The reported 37 unwanted pregnancies show that the app may not be the only factor to blame: The temperature-calculating method itself isn’t very practical.
According to Planned Parenthood, the method’s “safe” window to have intercourse begins after the increase in body temperature lasts for at least three days. It ends when the temperature drops just before the next period begins.
“During your safe days, you can have unprotected vaginal sex. On your unsafe (fertile) days, avoid sex or use another method of birth control,” the Planned Parenthood site explains.
The problem with Natural Cycles’ claim is that the method is only about 76 to 88 percent effective, according to Planned Parenthood. That’s significantly less than the pill’s 91 percent and IUDs’ 99 percent protective rate. Not to mention the temperature method doesn’t protect at all during sex on “off” days.

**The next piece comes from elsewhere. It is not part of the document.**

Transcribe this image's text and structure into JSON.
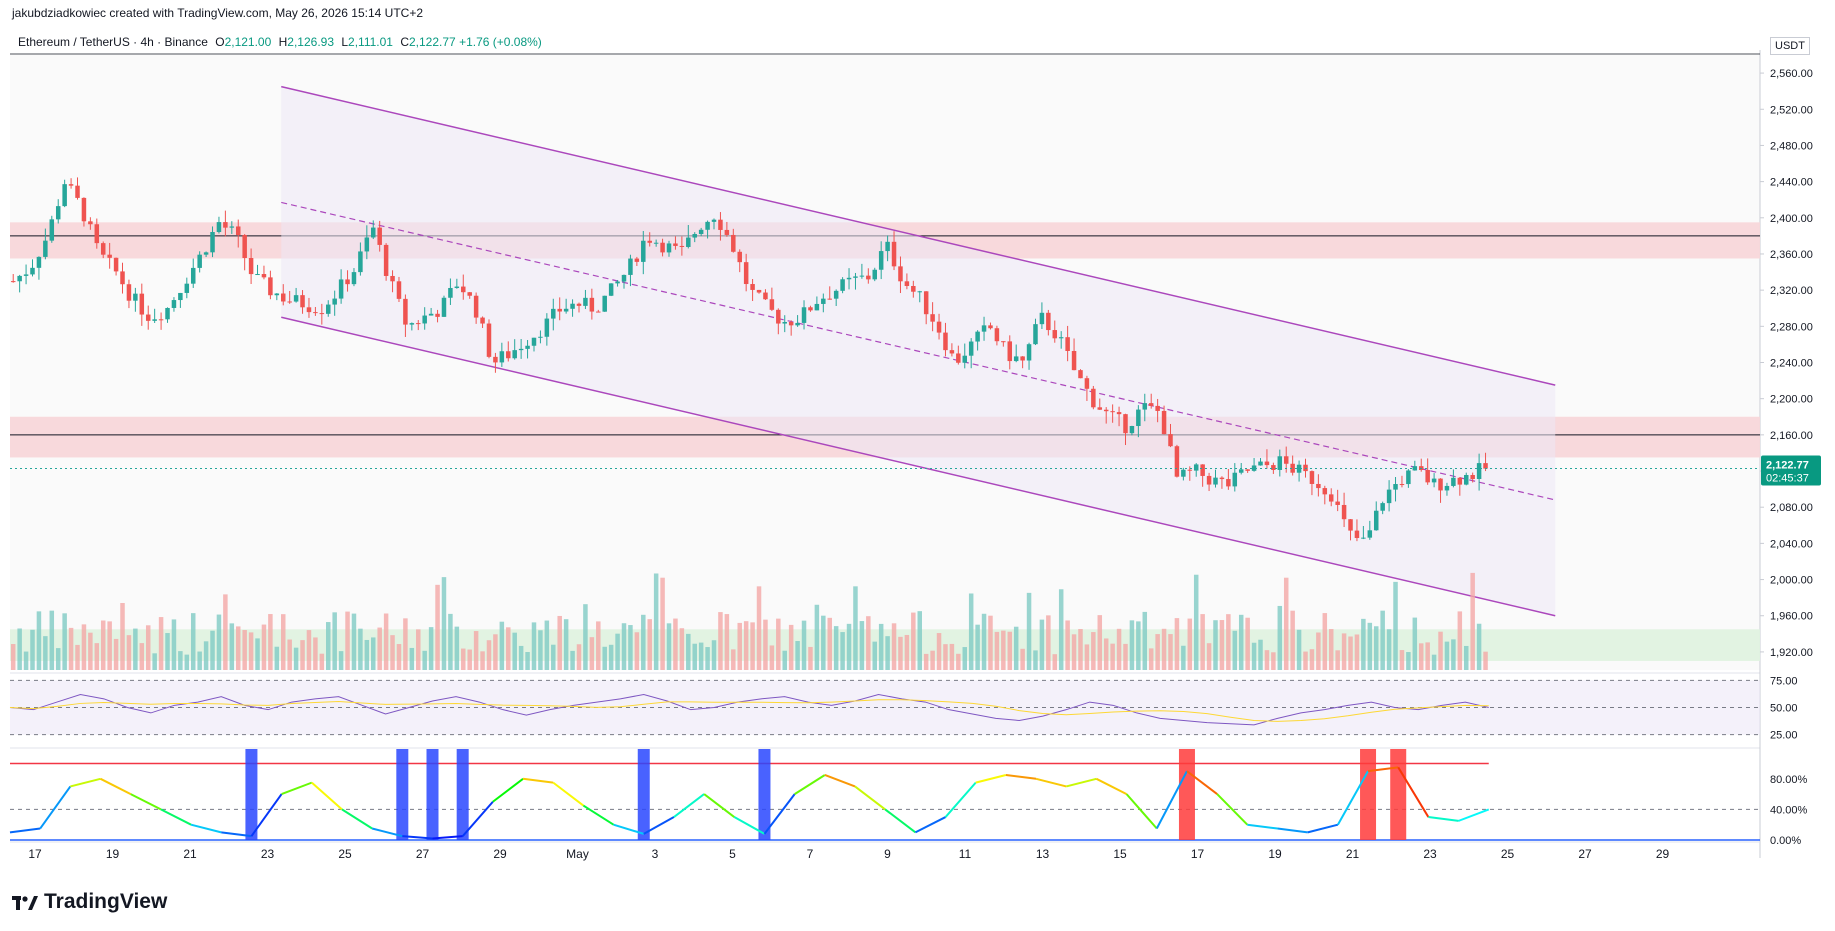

But Natural Cycles isn’t phased, releasing a statement in defense of its app.
“No contraception is 100 per cent and unwanted pregnancies is an unfortunate risk with any contraception,” the statement reads. “To have 37 unwanted pregnancies out of the 668 mentioned in this study at Södersjukhuset means that 5.5 percent of women who stated they used Natural Cycles also had an unwanted pregnancy. This is in line with what we communicate as the risk of unwanted pregnancy with typical use, and which is comparable to other types of contraception.”